= Emeline Bachelder Gurney =

Figure in American folklore

Emeline Bachelder Gurney (1816–1897) was a woman from Fayette, Maine, who, according to legend, was shunned by her family and community for giving birth to a baby boy out of wedlock and then unwittingly marrying that boy after he became an adult. Emeline gained notoriety after death, with her life story inspiring a documentary, then a book and a play.

==Folklore==
Emeline's story was first recorded by documentary filmmaker David Hoffman while interviewing Nettie Mitchell, a local newspaper reporter and lifelong resident of Fayette. Hoffman later featured this interview in Sins of Our Mothers: The Story of Emeline, a 1989 documentary he directed. Mitchell, who said she met Emeline when she was a child, claimed Emeline's family sent her to work in a factory in Lynn, Massachusetts (although she most likely meant to say Lowell, Massachusetts) when she was fourteen to help support her family. There Emeline, who Mitchell describes as very pretty, fell in love with the factory owner's son who impregnated her. Emeline found a local couple who agreed to adopt her child after it was born. The couple supported Emeline financially throughout her pregnancy and paid her travel expenses back to Fayette. Years after she returned, she married a newly arrived road worker from Massachusetts who was younger than her. The pair fell in love and married shortly after meeting. The young man's parents then visited the newlyweds in Fayette and made the shocking discovery that the now-adult Emeline was the teenage girl from whom they had adopted their baby boy. In other words, Emeline had unwittingly married her own son. The marriage was annulled and her former husband reluctantly abandoned her. Afterwards, most of the residents of Fayette shunned her due to her illegitimate child and her incestuous marriage. She survived by raising chickens and growing vegetables but, years later, Emeline died alone in her tiny cottage from starvation after a harsh winter because she ran out of food. Her community then gave her a simple funeral. According to Mitchell, her mother attended the service at Moose Hill church during which one of Emeline's sisters placed one hand on the cheap wooden casket, held the other up and said to those gathered "at last she has paid for her sin." According to Mitchell, her mild-mannered mother returned from the funeral "so up upset and so angry" and remembered that her mother said "I think her sister sinned more than she.” The town's residents refused to bury her in nearby Moose Hill Cemetery so her body lies in an unmarked grave under a nearby road. Nettie Mitchell is the only known source for this version of Gurney's life.

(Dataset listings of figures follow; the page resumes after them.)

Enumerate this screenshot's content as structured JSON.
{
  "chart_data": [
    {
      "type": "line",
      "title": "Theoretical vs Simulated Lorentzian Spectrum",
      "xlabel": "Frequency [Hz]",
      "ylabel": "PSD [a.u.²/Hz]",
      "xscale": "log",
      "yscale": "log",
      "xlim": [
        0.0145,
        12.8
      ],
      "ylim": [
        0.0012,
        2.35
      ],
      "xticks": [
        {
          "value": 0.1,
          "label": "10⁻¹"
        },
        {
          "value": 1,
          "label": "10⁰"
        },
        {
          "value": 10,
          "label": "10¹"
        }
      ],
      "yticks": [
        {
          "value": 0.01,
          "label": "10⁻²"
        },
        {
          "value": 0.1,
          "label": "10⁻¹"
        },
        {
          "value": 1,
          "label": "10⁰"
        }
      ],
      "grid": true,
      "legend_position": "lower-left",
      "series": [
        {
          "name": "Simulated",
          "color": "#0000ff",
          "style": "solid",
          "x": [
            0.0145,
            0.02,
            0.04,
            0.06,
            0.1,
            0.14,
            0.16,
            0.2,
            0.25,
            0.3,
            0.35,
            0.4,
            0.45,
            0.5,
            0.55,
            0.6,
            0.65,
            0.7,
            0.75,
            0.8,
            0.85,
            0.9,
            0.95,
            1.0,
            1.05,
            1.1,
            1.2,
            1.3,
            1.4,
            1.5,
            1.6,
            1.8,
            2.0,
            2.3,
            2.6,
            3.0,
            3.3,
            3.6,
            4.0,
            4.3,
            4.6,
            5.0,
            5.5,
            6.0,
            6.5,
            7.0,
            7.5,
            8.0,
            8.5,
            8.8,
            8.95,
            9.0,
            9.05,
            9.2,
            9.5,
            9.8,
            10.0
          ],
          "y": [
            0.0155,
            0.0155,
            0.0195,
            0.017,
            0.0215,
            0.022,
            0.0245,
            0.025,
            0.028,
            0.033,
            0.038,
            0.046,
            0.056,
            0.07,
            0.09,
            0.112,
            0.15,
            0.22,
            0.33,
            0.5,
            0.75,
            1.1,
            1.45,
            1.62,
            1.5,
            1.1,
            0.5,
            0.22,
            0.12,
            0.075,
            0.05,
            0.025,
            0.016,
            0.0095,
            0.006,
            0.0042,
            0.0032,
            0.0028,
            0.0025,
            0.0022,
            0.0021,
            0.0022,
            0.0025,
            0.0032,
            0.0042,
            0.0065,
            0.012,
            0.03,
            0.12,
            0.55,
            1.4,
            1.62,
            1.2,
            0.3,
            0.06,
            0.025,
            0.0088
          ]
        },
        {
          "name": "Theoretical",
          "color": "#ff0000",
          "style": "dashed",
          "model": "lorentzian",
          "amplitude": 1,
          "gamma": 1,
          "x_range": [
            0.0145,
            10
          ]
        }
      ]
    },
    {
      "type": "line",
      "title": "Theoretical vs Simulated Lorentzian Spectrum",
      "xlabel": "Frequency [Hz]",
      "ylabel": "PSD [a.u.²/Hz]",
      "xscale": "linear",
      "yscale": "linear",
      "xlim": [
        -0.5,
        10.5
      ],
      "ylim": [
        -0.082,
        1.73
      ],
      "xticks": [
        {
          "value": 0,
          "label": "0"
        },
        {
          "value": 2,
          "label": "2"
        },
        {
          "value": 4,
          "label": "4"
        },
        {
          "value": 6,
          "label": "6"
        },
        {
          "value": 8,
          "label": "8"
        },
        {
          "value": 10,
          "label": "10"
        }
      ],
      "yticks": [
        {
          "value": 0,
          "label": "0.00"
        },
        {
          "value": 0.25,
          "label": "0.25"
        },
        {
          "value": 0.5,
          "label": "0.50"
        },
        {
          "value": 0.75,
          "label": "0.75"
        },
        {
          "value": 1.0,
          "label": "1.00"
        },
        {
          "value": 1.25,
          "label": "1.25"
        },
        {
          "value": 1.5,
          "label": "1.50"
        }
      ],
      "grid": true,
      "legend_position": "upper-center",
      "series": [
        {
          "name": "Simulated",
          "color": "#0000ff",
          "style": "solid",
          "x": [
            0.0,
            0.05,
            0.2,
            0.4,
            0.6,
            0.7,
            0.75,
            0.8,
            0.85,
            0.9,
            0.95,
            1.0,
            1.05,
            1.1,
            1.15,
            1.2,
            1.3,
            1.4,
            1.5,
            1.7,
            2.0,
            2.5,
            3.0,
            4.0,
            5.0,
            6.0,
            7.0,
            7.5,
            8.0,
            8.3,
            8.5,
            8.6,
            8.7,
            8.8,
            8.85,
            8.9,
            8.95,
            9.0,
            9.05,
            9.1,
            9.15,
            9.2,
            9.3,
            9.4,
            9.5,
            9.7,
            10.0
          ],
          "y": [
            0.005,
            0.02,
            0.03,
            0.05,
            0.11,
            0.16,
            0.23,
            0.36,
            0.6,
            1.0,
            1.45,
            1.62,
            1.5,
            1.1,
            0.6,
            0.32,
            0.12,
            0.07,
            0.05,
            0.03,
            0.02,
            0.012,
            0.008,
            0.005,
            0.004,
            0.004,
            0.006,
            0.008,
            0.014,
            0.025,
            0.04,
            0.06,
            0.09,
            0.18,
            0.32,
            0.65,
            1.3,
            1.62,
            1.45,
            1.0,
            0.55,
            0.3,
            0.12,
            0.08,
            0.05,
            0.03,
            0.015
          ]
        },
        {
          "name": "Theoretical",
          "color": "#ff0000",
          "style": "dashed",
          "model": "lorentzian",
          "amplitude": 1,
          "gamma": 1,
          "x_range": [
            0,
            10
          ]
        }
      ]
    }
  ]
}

==Life and Death According to Documents==
According to church and census records, Emeline was born on January 30, 1816, the fourth child of Aaron and Sophia (née Gould) Bachelder. She had three older siblings, Henrietta (1810–1886), David Stephen (1811–1882), and Lucy (1814–1816), and a younger sister, Hannah (1818–1908). The family was impoverished and struggled to financially support their children. There is no evidence of Emeline ever living in Lynn or Lowell or working in a factory. Census documents show she lived with other families as a young woman suggesting she was a pauper, an impoverished person supported by strangers in exchange for free labor who in turn receive money from a government entity. Her only connection to Lowell was her brother David who lived there with his wife and children. Emeline eventually married George Chamberlain and the marriage produced a son, Gustavus Chamberlain (1844-1901). It's unknown how many years the couple lived together as George eventually abandoned Emeline and left her destitute. Although her first husband never officially divorced her, Emeline later married Leonard Bolles Gurney, on April 16, 1878. Both of her husbands were older than her and there's no evidence she was related to them. Emeline, widowed after Leonard's death, died from dysentery (not starvation) on October 9, 1897 according to her death certificate. No records of her burial are known to exist.

==Legacy==
- The book Emmeline (1980), written by Judith Rossner, is a fictionalized account of her life.
- The PBS American Experience documentary Sins of Our Mothers: The Story of Emeline (1989) is a factual examination of her life and times.
- The opera Emmeline (1996), composed by Tobias Picker, is based on Judith Rossner's book.